= Arsène Brouard =

French botanist (1867 - 1938)

Arsène Gustave Joseph Brouard (1867 - 1938), also known as Gustave Arsène or Gerfroy Arsène, was a member of the Christian Brothers order (Frères des écoles chrétiennes) and a French botanist and scientific plant collector who worked extensively in Mexico and northern New Mexico.

==Biography==
Arsène was born near Orléans, France. Upon becoming a Christian Brother, Arsene took the name Brother Gerfroy Arsene. He left for Mexico in 1906. He taught for eight years in Puebla, Morelia, Mexico City, and Queretaro. He, with his students, often walked up to 30 miles a day collecting specimens of lichens, mosses, ferns, and flowering plants. Early in the Mexican Revolution he left the country. Arsène traveled to the U.S. via Cuba and taught for a few years each in New York, Pennsylvania, Maryland, and Louisiana.

Arsène came to New Mexico in 1926. He taught at the Sacred Heart Training College in Las Vegas, NM, and St.

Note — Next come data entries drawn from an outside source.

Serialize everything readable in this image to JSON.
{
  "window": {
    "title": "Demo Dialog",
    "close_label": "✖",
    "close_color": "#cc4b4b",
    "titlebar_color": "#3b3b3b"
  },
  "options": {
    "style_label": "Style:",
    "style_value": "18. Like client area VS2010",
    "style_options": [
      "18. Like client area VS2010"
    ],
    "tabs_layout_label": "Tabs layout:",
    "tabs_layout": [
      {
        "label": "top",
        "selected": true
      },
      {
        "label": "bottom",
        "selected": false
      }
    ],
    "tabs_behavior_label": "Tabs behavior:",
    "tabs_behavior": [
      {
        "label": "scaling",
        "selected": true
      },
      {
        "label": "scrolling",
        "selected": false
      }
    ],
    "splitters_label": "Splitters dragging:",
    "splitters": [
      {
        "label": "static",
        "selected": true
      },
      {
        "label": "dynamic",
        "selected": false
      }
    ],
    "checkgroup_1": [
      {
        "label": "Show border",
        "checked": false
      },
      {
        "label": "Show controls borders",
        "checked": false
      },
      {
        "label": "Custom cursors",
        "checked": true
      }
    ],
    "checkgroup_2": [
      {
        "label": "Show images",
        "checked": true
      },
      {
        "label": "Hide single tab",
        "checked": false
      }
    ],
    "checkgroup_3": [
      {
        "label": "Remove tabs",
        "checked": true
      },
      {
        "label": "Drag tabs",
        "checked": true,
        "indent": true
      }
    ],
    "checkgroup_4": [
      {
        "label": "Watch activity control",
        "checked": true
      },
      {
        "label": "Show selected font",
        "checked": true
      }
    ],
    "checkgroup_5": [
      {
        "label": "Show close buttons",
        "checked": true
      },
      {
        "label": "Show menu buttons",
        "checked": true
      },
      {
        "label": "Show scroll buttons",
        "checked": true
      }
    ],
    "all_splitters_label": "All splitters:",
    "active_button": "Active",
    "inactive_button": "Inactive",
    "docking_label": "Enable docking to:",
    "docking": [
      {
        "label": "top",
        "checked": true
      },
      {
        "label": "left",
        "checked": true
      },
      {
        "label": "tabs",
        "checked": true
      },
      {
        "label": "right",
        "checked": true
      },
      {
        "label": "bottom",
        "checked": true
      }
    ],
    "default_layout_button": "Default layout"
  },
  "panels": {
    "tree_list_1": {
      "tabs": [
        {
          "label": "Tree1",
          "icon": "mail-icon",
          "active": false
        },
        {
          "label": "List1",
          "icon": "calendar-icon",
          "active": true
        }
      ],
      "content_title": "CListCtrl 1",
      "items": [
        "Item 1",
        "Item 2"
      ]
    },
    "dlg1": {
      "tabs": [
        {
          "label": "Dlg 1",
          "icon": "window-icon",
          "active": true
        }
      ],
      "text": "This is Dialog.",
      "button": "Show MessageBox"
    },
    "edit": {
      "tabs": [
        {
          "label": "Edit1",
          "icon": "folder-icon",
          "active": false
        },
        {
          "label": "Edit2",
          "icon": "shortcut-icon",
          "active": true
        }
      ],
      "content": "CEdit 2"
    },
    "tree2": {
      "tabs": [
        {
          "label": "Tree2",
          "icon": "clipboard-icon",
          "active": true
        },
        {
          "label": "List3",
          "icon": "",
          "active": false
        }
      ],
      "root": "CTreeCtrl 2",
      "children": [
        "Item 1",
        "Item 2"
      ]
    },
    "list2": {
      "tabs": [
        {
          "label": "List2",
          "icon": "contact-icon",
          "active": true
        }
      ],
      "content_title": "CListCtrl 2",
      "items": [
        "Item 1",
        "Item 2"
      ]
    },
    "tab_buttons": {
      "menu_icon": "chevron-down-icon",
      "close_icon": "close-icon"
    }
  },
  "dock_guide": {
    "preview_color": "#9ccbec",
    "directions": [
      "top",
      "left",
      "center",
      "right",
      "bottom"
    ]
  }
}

Michael’s College in Santa Fe, NM, and collected extensively.

==Legacy==
24 species were named for Brouard. His herbarium has been integrated into the University of New Mexico collection. Arsène was an internationally known collector, and 20,000 of his specimens are preserved worldwide. He shipped specimens to experts for identification, inclusion in research herbaria, and sales to collectors. Prince Roland Bonaparte eagerly purchased Arsène’s herbarium sheets. In all, Arsène collected nearly 200 new species. Paul Carpenter Standley of the Field Museum wrote, "Brother Arsène’s contributions to botanical knowledge of Mexico are monumental. They will endure as long as the science itself remains."